Import Administration Helps Reel in Fish Duty Cheaters
Action by the Commerce Department’s Import Administration is helping to ensure that U.S. producers of seafood products are not being undercut by unfair competition from abroad.
by Stephen Claeys
During the past three years, the Commerce Department, through the Import Administration (IA), has been working to ensure that foreign producers of frozen fish fillets are not engaging in unfair or illegal market practices that harm U.S. producers. The department’s efforts are an example of the critical trade policy role that IA plays both domestically and globally.
IA is a unit of the International Trade Administration. Its role is to enforce trade laws and agreements and to prevent unfairly traded imports.
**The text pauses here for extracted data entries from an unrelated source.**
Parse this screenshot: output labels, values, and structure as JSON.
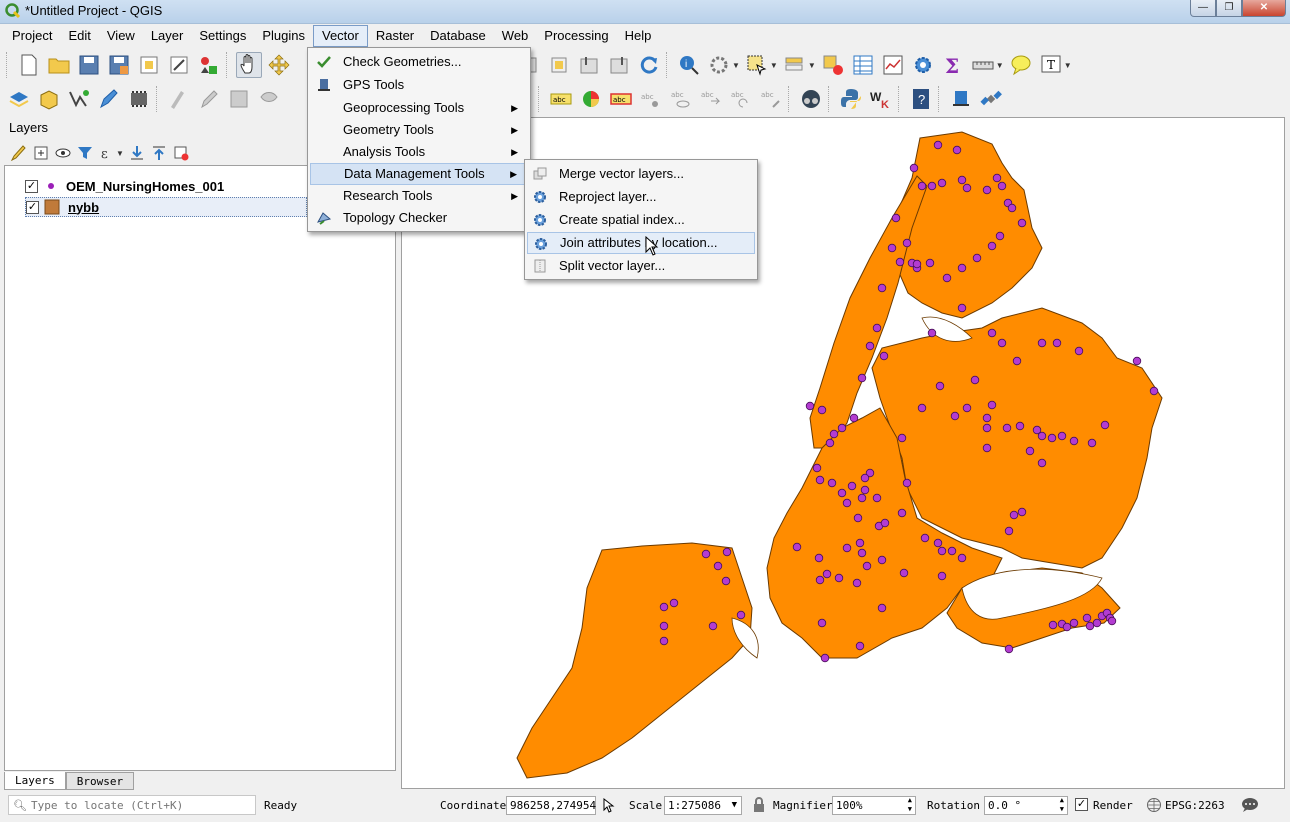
{
  "window": {
    "title": "*Untitled Project - QGIS",
    "buttons": [
      "—",
      "❐",
      "✕"
    ]
  },
  "menubar": [
    "Project",
    "Edit",
    "View",
    "Layer",
    "Settings",
    "Plugins",
    "Vector",
    "Raster",
    "Database",
    "Web",
    "Processing",
    "Help"
  ],
  "vector_menu": {
    "items": [
      {
        "label": "Check Geometries...",
        "icon": "check-geometries-icon"
      },
      {
        "label": "GPS Tools",
        "icon": "gps-icon"
      },
      {
        "label": "Geoprocessing Tools",
        "submenu": true
      },
      {
        "label": "Geometry Tools",
        "submenu": true
      },
      {
        "label": "Analysis Tools",
        "submenu": true
      },
      {
        "label": "Data Management Tools",
        "submenu": true
      },
      {
        "label": "Research Tools",
        "submenu": true
      },
      {
        "label": "Topology Checker",
        "icon": "topology-icon"
      }
    ]
  },
  "data_management_submenu": {
    "items": [
      {
        "label": "Merge vector layers...",
        "icon": "merge-icon"
      },
      {
        "label": "Reproject layer...",
        "icon": "gear-icon"
      },
      {
        "label": "Create spatial index...",
        "icon": "gear-icon"
      },
      {
        "label": "Join attributes by location...",
        "icon": "gear-icon"
      },
      {
        "label": "Split vector layer...",
        "icon": "split-icon"
      }
    ]
  },
  "layers_panel": {
    "title": "Layers",
    "layers": [
      {
        "name": "OEM_NursingHomes_001",
        "checked": true,
        "symbol_color": "#9b1fb8"
      },
      {
        "name": "nybb",
        "checked": true,
        "symbol_color": "#c07a3a"
      }
    ],
    "tabs": [
      "Layers",
      "Browser"
    ]
  },
  "map": {
    "fill_color": "#ff8c00",
    "point_color": "#b33cd1"
  },
  "statusbar": {
    "locate_placeholder": "Type to locate (Ctrl+K)",
    "ready": "Ready",
    "coordinate_label": "Coordinate",
    "coordinate_value": "986258,274954",
    "scale_label": "Scale",
    "scale_value": "1:275086",
    "magnifier_label": "Magnifier",
    "magnifier_value": "100%",
    "rotation_label": "Rotation",
    "rotation_value": "0.0 °",
    "render_label": "Render",
    "epsg": "EPSG:2263"
  }
}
IA is also the lead federal agency responsible for developing and implementing policies and programs that counter unfair trade practices by foreign governments and companies.
Antidumping Order Issued
IA’s efforts regarding the importing of frozen fish fillets from Vietnam began in August 2003, when it found that Vietnamese producers were engaged in dumping their products in the U.S. market. “Dumping” is the practice of selling exported goods below “normal value,” which is either the cost of production or the price the product is normally sold for by the exporter in its own country. As a remedy, IA issued an antidumping duty order on frozen fillets produced from certain types of fish in Vietnam. The order assessed antidumping duties ranging from 36.84 to 63.88 percent of the value of the imported fish.
Investigation Finds Mislabeling
In October 2003, in response to reports from certain U.S. fish fillet processors, IA began an investigation into allegations that frozen fish subject to the antidumping order were being mislabeled and exported to the United States. Producers sometimes use such tactics as a means of avoiding payment of antidumping duty cash deposits due on a product being imported.
After conducting an analysis of importing trends, IA began working with Customs and Border Protection, and referred the matter to that agency to investigate for possible customs fraud enforcement action. IA also probed the matter directly with the Vietnamese companies during the first administrative review of the antidumping duty order it conducted in the summer of 2005.
During IA’s on-site verification process, it discovered correspondence and e-mails related to mislabeling. One respondent—CATACO, of Can Tho Province, Vietnam—prematurely withdrew from the verification process. As a result, IA took additional steps to guarantee that formerly misclassified entries were included in its analysis, thereby ensuring that all duties would be properly assessed.
Circumvention Actions Investigated
Another method used by foreign producers to avoid payment of antidumping duties, while still properly identifying their product, is to process the product in a third country prior to sending it to the United States. This practice, called circumvention, is subject to an anti-circumvention provision in U.S. law, which allows IA to evaluate such arrangements and include them within the scope of its original antidumping order.
At the same time that IA was conducting its administrative review in 2005 that uncovered CATACO’s mislabeling, it was also examining a potential circumvention arrangement involving the processing of Vietnamese fish in Cambodia. In July 2006, IA published its final determination that a Cambodian group, Lian Heng, was circumventing the antidumping order. IA ordered that the company’s exports containing Vietnamese fish covered by the 2003 order be subject to antidumping duties.
Cooperation with Prosecutors
In looking after the interests of U.S. producers, IA also worked closely with federal investigators and prosecutors in Pensacola, Florida. In August 2006, several companies were indicted for mislabeling Vietnamese frozen fish as non-subject fish. IA provided prosecutors with important background information on how the antidumping duties were calculated and the history of mislabeling. The companies subsequently pleaded guilty to the charges.
The actions not only resulted in the seizure of millions of kilograms of mislabeled fish and various other company assets, the levy of millions of dollars of fines, and prison time for the defendants, but also sent a strong message that IA takes its antidumping duty enforcement responsibilities very seriously.
IA is continuing to vigorously enforce the antidumping duty order during the administrative review that is currently under way. It also is ready to assist with several other potential criminal indictments regarding mislabeled frozen fish fillets from Vietnam. IA has worked hard to ensure that the relief to the U.S. industry provided by the antidumping order will not be “the one that got away.”
Stephen Claeys is the deputy assistant secretary for antidumping and countervailing duty operations in the International Trade Administration’s Import Administration.